Invited Talk
Veridical Data Science: The Practice of Responsible Data Analysis and Decision-Making
Bin Yu
Moderator : Pradeep Ravikumar
"A.I. is like nuclear energy -- both promising and dangerous" -- Bill Gates, 2019.
Data Science is a pillar of A.I. and has driven most of recent cutting-edge discoveries in biomedical research. In practice, Data Science has a life cycle (DSLC) that includes problem formulation, data collection, data cleaning, modeling, result interpretation and the drawing of conclusions. Human judgement calls :wq:ware ubiquitous at every step of this process, e.g., in choosing data cleaning methods, predictive algorithms and data perturbations.

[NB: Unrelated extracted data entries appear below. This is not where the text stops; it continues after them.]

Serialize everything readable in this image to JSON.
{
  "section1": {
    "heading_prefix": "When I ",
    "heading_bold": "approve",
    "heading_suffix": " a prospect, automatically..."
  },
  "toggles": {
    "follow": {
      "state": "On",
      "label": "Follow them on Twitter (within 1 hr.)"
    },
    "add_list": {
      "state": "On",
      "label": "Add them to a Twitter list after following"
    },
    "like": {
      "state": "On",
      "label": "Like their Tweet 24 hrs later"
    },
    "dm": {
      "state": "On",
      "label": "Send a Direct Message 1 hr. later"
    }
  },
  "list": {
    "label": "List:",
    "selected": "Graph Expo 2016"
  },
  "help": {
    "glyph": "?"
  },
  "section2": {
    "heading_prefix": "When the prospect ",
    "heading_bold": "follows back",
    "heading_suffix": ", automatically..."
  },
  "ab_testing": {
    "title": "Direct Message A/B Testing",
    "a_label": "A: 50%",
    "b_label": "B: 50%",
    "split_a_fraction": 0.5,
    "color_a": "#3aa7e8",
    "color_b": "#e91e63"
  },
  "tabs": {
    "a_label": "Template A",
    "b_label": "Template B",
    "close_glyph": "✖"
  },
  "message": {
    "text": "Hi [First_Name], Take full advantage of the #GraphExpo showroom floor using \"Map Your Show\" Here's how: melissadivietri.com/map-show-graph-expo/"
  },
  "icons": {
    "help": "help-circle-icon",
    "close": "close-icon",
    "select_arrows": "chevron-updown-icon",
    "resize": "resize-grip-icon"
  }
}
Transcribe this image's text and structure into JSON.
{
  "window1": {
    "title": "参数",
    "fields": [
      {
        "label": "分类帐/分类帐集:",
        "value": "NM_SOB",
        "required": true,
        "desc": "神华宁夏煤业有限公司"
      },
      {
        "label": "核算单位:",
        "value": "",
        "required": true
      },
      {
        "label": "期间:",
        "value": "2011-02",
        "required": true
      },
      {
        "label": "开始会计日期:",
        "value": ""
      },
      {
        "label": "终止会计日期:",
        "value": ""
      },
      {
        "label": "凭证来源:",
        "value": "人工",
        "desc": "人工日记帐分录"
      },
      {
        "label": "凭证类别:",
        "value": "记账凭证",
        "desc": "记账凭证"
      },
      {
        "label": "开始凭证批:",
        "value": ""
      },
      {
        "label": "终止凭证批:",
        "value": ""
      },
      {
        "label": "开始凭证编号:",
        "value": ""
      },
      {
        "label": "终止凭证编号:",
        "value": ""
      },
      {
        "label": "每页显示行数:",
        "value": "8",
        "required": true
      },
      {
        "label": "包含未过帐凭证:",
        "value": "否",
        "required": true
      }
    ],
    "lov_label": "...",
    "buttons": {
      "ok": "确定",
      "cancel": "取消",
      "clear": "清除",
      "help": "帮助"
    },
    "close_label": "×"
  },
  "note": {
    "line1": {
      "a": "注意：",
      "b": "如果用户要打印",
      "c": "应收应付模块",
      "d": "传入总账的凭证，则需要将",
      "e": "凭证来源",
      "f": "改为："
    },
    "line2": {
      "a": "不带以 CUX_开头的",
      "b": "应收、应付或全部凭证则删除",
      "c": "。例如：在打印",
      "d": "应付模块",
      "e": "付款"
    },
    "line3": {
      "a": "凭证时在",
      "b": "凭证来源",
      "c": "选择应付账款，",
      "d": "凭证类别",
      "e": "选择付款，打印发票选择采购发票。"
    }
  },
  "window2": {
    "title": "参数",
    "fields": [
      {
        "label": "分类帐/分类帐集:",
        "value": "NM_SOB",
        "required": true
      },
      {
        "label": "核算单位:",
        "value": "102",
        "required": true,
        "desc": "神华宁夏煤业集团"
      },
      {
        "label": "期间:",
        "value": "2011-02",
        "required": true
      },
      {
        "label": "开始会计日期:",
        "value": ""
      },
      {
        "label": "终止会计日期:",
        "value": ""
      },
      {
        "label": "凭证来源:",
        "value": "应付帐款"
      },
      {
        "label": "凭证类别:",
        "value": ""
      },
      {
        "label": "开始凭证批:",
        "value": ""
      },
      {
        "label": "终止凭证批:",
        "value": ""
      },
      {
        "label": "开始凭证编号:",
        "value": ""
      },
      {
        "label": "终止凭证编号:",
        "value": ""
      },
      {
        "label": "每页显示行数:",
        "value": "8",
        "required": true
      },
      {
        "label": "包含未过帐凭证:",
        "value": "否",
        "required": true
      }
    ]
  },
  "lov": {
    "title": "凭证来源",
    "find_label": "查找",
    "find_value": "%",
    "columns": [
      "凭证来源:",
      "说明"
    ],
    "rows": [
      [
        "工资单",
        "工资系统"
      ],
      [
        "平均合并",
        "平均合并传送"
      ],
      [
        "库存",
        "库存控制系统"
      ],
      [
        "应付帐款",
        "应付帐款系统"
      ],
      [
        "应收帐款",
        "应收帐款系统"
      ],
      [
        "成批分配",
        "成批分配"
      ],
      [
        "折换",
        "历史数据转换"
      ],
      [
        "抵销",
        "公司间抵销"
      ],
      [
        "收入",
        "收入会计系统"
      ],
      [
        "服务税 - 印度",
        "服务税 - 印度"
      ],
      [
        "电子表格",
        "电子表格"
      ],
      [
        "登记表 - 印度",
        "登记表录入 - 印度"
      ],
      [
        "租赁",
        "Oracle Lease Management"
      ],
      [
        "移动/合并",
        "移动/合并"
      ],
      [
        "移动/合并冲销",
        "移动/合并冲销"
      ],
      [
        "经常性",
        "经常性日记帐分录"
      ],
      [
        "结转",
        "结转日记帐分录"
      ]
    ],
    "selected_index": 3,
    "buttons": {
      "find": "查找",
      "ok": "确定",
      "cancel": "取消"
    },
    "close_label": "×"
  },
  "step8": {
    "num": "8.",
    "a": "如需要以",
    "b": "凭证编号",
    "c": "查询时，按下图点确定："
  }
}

Such judgment calls are often responsible for the "dangers" of A.I. To maximally mitigate these dangers, we developed a framework based on three core principles: Predictability, Computability and Stability (PCS). Through a workflow and documentation (in R Markdown or Jupyter Notebook) that allows one to manage the whole DSLC, the PCS framework unifies, streamlines and expands on the best practices of machine learning and statistics – bringing us a step forward towards veridical Data Science. We will illustrate the PCS framework in the modeling stage through the development of DeepTune images for characterization of neurons in the difficult V4 area of primary visual cortex.